HORSLEY: Well, there's not exactly a news blackout on McCain, who recorded interviews today with ABC, Fox News and several local TV stations. But highlighting the Obama coverage allows McCain to cast himself in his preferred role as an underdog, while at the same time shaming the media into self-conscious balancing act stories like this one.
Several people at today's town hall meeting thanked McCain for taking time to visit this blue-collar corner of Pennsylvania. Steelworker Chuck Partington says it's an area that doesn't get a lot of attention.
Mr. CHUCK PARTINGTON (Steelworker): He's doing the right thing coming to Pennsylvania. He's just got to make sure that he answers the questions that people have here. And it's tough. It's hard living here.

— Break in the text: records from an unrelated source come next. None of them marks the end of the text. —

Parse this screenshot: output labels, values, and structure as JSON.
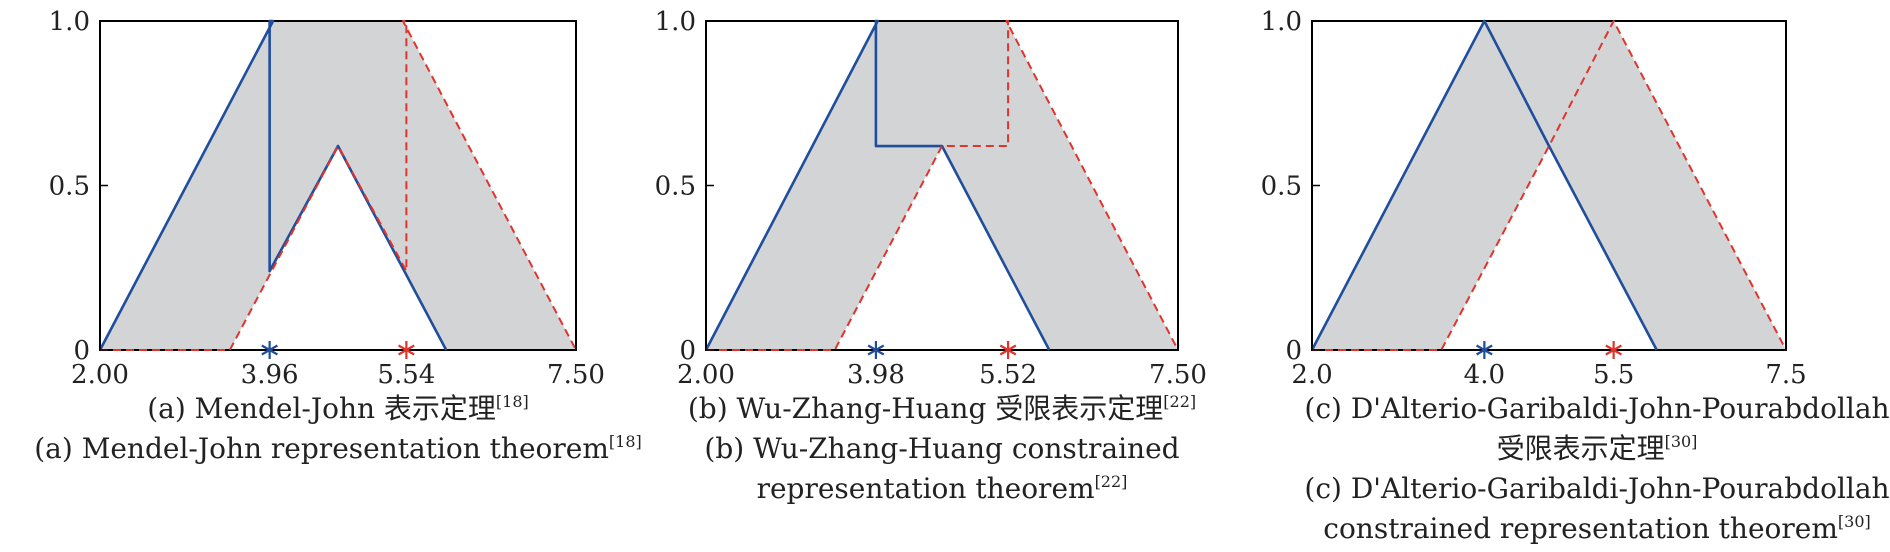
{
  "colors": {
    "fou_fill": "#d3d4d6",
    "blue": "#1f4e9c",
    "red": "#e0342c",
    "axis": "#000000"
  },
  "chart_data": [
    {
      "type": "line",
      "y_ticks": [
        "1.0",
        "0.5",
        "0"
      ],
      "x_ticks": [
        "2.00",
        "3.96",
        "5.54",
        "7.50"
      ],
      "xlim": [
        2.0,
        7.5
      ],
      "ylim": [
        0,
        1.0
      ],
      "fou": {
        "upper": [
          [
            2.0,
            0
          ],
          [
            4.0,
            1.0
          ],
          [
            5.5,
            1.0
          ],
          [
            7.5,
            0
          ]
        ],
        "lower": [
          [
            3.5,
            0
          ],
          [
            4.75,
            0.62
          ],
          [
            6.0,
            0
          ]
        ]
      },
      "blue_line": [
        [
          2.0,
          0
        ],
        [
          4.0,
          1.0
        ],
        [
          3.96,
          1.0
        ],
        [
          3.96,
          0.24
        ],
        [
          4.75,
          0.62
        ],
        [
          6.0,
          0
        ]
      ],
      "red_line": [
        [
          2.0,
          0
        ],
        [
          3.5,
          0
        ],
        [
          4.75,
          0.62
        ],
        [
          5.54,
          0.24
        ],
        [
          5.54,
          1.0
        ],
        [
          5.5,
          1.0
        ],
        [
          7.5,
          0
        ]
      ],
      "markers": [
        {
          "x": 3.96,
          "color": "blue"
        },
        {
          "x": 5.54,
          "color": "red"
        }
      ],
      "caption_lines": [
        {
          "text": "(a) Mendel-John 表示定理",
          "ref": "[18]"
        },
        {
          "text": "(a) Mendel-John representation theorem",
          "ref": "[18]"
        }
      ]
    },
    {
      "type": "line",
      "y_ticks": [
        "1.0",
        "0.5",
        "0"
      ],
      "x_ticks": [
        "2.00",
        "3.98",
        "5.52",
        "7.50"
      ],
      "xlim": [
        2.0,
        7.5
      ],
      "ylim": [
        0,
        1.0
      ],
      "fou": {
        "upper": [
          [
            2.0,
            0
          ],
          [
            4.0,
            1.0
          ],
          [
            5.5,
            1.0
          ],
          [
            7.5,
            0
          ]
        ],
        "lower": [
          [
            3.5,
            0
          ],
          [
            4.75,
            0.62
          ],
          [
            6.0,
            0
          ]
        ]
      },
      "blue_line": [
        [
          2.0,
          0
        ],
        [
          4.0,
          1.0
        ],
        [
          3.98,
          1.0
        ],
        [
          3.98,
          0.62
        ],
        [
          4.75,
          0.62
        ],
        [
          6.0,
          0
        ]
      ],
      "red_line": [
        [
          2.0,
          0
        ],
        [
          3.5,
          0
        ],
        [
          4.75,
          0.62
        ],
        [
          5.52,
          0.62
        ],
        [
          5.52,
          1.0
        ],
        [
          5.5,
          1.0
        ],
        [
          7.5,
          0
        ]
      ],
      "markers": [
        {
          "x": 3.98,
          "color": "blue"
        },
        {
          "x": 5.52,
          "color": "red"
        }
      ],
      "caption_lines": [
        {
          "text": "(b) Wu-Zhang-Huang 受限表示定理",
          "ref": "[22]"
        },
        {
          "text": "(b) Wu-Zhang-Huang constrained",
          "ref": ""
        },
        {
          "text": "representation theorem",
          "ref": "[22]"
        }
      ]
    },
    {
      "type": "line",
      "y_ticks": [
        "1.0",
        "0.5",
        "0"
      ],
      "x_ticks": [
        "2.0",
        "4.0",
        "5.5",
        "7.5"
      ],
      "xlim": [
        2.0,
        7.5
      ],
      "ylim": [
        0,
        1.0
      ],
      "fou": {
        "upper": [
          [
            2.0,
            0
          ],
          [
            4.0,
            1.0
          ],
          [
            5.5,
            1.0
          ],
          [
            7.5,
            0
          ]
        ],
        "lower": [
          [
            3.5,
            0
          ],
          [
            4.75,
            0.62
          ],
          [
            6.0,
            0
          ]
        ]
      },
      "blue_line": [
        [
          2.0,
          0
        ],
        [
          4.0,
          1.0
        ],
        [
          4.75,
          0.62
        ],
        [
          6.0,
          0
        ]
      ],
      "red_line": [
        [
          2.0,
          0
        ],
        [
          3.5,
          0
        ],
        [
          4.75,
          0.62
        ],
        [
          5.5,
          1.0
        ],
        [
          7.5,
          0
        ]
      ],
      "markers": [
        {
          "x": 4.0,
          "color": "blue"
        },
        {
          "x": 5.5,
          "color": "red"
        }
      ],
      "caption_lines": [
        {
          "text": "(c) D'Alterio-Garibaldi-John-Pourabdollah",
          "ref": ""
        },
        {
          "text": "受限表示定理",
          "ref": "[30]"
        },
        {
          "text": "(c) D'Alterio-Garibaldi-John-Pourabdollah",
          "ref": ""
        },
        {
          "text": "constrained representation theorem",
          "ref": "[30]"
        }
      ]
    }
  ]
}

HORSLEY: McCain stood in front of a banner that read Energy Solutions and talked up his plans for offshore oil drilling and cleaner-burning coal.
Sen. McCAIN: I'm willing to spend $2 billion a year for research and development for clean coal technology. And by the way, think of how many jobs that would create in the state of Pennsylvania, Ohio, and other parts of the country where we have these vast coal reserves.
(Soundbite of applause)
HORSLEY: McCain claimed that President Bush's support for offshore oil drilling contributed to a sharp drop in oil prices. Other observers say it was the economic slowdown that led to the price drop, along with stepped-up diplomacy between the U.S. and Iran.
Although this week the political spotlight may be trained on the Middle East rather than the battlegrounds here at home, McCain predicted a very different focus come November 4th.
Sen. McCAIN: I predict to you that you will see commentators on television saying, well, we're waiting to see what happens when Pennsylvania comes in. That's - you've seen that movie before.
HORSLEY: By that measure, McCain's crowd today in Wilkes-Barre may carry more weight than those now cheering Obama on his overseas tour.
Scott Horsley, NPR News, Wilkes-Barre, Pennsylvania.